FILE PHOTO: Unicredit bank logo is seen in the old city centre of Siena, Italy June 29, 2017. REUTERS/Stefano Rellandini

MILAN (Reuters) - UniCredit CRDI.MI has called a shareholder meeting for Dec. 4 to put new governance proposals to the vote, including removing a 5 percent cap on voting rights and allowing the board to select its own candidates to be directors.

The proposed changes come at a time of renewed merger speculation following a report that Italy's largest bank by assets told Berlin recently it was interested in eventually merging with state-backed Commerzbank CBKG.DE.

“This amendment would align UniCredit’s governance with the principle that the voting system be proportional to the capital invested, in line with international best practice,” the bank said in a statement on Thursday about the removal of the 5 percent cap.
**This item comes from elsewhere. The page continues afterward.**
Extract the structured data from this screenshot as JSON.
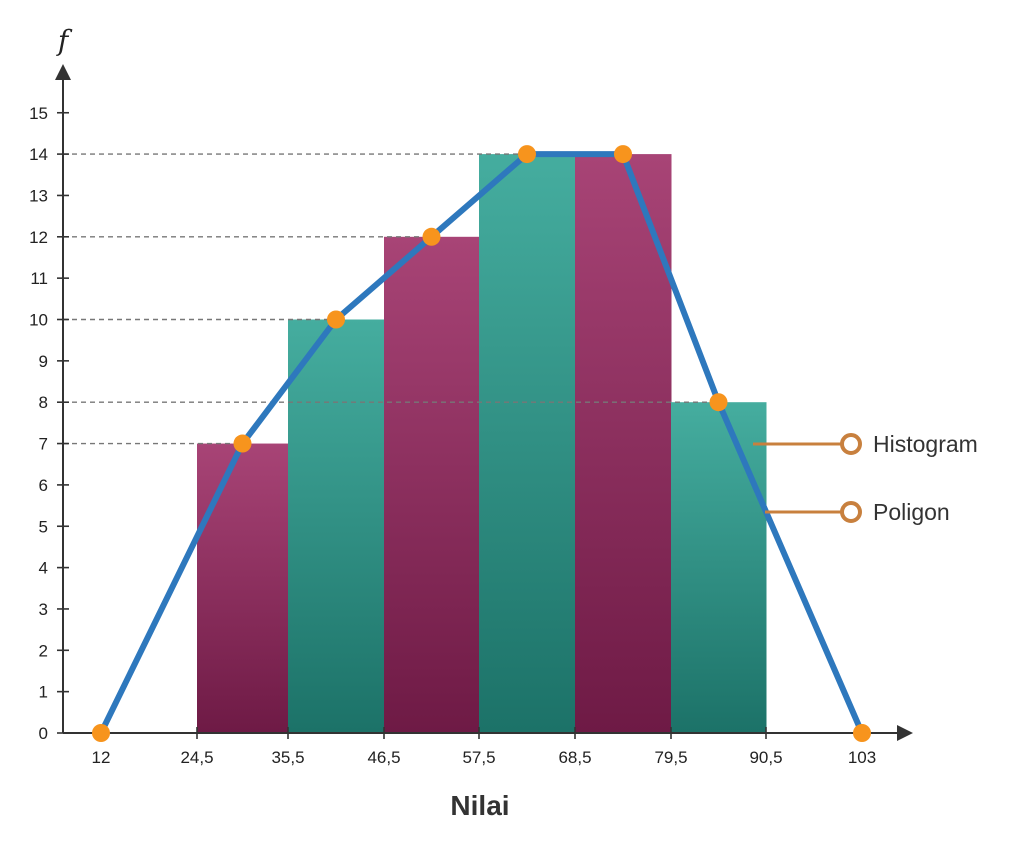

UniCredit’s CEO Jean-Pierre Mustier, appointed just over a year ago to turn the bank around, announced in December that he wanted to shake up the lender’s governance.

In a statement, the bank said it would ask an extraordinary general meeting to give its board the power to present its own list of candidates for election as directors and to remove the limit on voting rights.

Shareholders will also be asked to approve the mandatory conversion of the bank’s saving shares into ordinary shares at a conversion ratio of 3.82 ordinary shares for each saving share, plus an additional cash adjustment of 27.25 euros.

Scrapping the 5 percent cap will trigger the right for ordinary shareholders to hand back their shares in exchange for money if they choose, the bank said.

UniCredit also said it was exploring the feasibility of delisting its shares from the Warsaw stock exchange following the sale of its stake in Polish lender Bank Pekao PEO.WA

In another statement, the bank said it planned to separate its risk management functions from credit related operational functions, creating two different divisions: the Group Risk Management and the Group Lending Office.